2. Tissue-based sequencing and primer design
For reference, the partial control region sequences of approximately 16 individuals per population were amplified from tissue-based genomic DNA used in previous studies. Although Nakajima et al. (2021, 2023) did not include the distant populations Pop 20 and 21, tissue samples of some individuals were actually obtained in 2020, and these samples were also used as outgroups in the present study (Table 1). First, the entire control region was amplified with the primers L-Thr (5′-AGC TCA GCG YCA GAG CGC CGG TCT TGT AA-3′) and H12Sr5 (5′-TGA TAA TAA AGT CAG GAC CAA G-3′) (Yokoyama and Goto 2002) using TaKaRa Ex Taq Hot Start Version (Takara Bio, Shiga, Japan) with each 10 µ L reaction containing 1.0 µ L of 10×Ex Taq Buffer, 0.8 µ L of dNTPs (each 2.5 mM), each 0.5 µ L of 10 µ M primers, 0.05 µ L of TaKaRa Ex Taq HS, and 1.0 µ L of genomic DNA. The PCR conditions were initial denaturation at 94°C for 2 min and 30 cycles of denaturation at 98°C for 10 sec, annealing at 58°C for 30 sec, and extension at 72°C for 1 min.
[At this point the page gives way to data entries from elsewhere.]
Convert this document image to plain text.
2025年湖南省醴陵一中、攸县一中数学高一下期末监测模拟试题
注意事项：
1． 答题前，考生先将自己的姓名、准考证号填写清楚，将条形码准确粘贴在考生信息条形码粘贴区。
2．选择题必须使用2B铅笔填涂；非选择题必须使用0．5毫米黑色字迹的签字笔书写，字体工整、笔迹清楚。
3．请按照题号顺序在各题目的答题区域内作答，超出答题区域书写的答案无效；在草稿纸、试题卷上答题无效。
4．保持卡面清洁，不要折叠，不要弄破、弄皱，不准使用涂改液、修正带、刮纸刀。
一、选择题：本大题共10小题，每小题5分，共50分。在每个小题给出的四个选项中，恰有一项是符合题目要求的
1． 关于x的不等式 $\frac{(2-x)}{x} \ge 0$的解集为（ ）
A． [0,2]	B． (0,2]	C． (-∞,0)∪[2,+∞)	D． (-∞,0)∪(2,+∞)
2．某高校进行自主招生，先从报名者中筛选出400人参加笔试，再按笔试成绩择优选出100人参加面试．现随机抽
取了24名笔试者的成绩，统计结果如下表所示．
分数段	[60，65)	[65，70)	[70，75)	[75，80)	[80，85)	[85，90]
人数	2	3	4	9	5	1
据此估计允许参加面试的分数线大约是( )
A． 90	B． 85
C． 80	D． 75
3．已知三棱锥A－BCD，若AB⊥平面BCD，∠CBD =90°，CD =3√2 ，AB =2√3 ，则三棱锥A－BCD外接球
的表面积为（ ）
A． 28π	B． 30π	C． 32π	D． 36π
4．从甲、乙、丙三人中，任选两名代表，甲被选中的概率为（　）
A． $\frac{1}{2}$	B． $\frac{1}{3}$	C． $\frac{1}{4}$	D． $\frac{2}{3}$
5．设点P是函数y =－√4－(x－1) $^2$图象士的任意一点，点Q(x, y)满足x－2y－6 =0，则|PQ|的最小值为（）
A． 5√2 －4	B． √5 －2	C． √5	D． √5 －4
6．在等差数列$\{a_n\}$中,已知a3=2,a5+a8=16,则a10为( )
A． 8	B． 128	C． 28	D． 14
After the PCR products were purified using the ExoSAP-IT Express PCR Product Cleanup Reagent (Thermo Fisher Scientific), the 5′-end of the control region, which is the most used region in studies of Japanese sculpin (Yamamoto 2019), was sequenced by Eurofins Genomics (Tokyo, Japan) using the reverse internal primer H16498m (5′-CCT GAA RTA GGA ACC AAA TG-3′) (Yokoyama and Goto 2002). Sequence data were aligned using Clustal W (Thompson et al. 1994) implemented in BioEdit (Hall 1999), and unique haplotypes were identified with the aid of DnaSP 6 (Rozas et al. 2017). Primers for eDNA were designed to amplify both the haplotypes from this study and those reported in Yokoyama and Goto (2002) (Table S2), as well as to have an amplification product length of around 400 bp, which can be sequenced by Illumina MiSeq:
CNdloopS1_F: 5′-ACA CTC TTT CCC TAC ACG ACG CTC TTC CGA TCT NNN NNN GCT CAA AGA AAG GAG ATT YTA ACT C-3′
CNdloopS1_R: 5′-GTG ACT GGA GTT CAG ACG TGT GCT CTT CCG ATC TNN NNN NCC GTT GGC ATT AAG AAA TCA ACT G-3′
Furthermore, not only tissue-based data from the same D-loop region, but genome-wide SNP data, which are considered more informative, were used as a partial reference. Data from multiplexed ISSR genotyping by sequencing (MIG-seq; Suyama and Matsuki 2015) at the studied 21 sites were downloaded from the DDBJ Sequence Read Archive (DRA) under accession number DRA017315, and SNPs were identified from the dataset at the 21 sites for examining the population structure and genetic differentiations (details found in Text S1).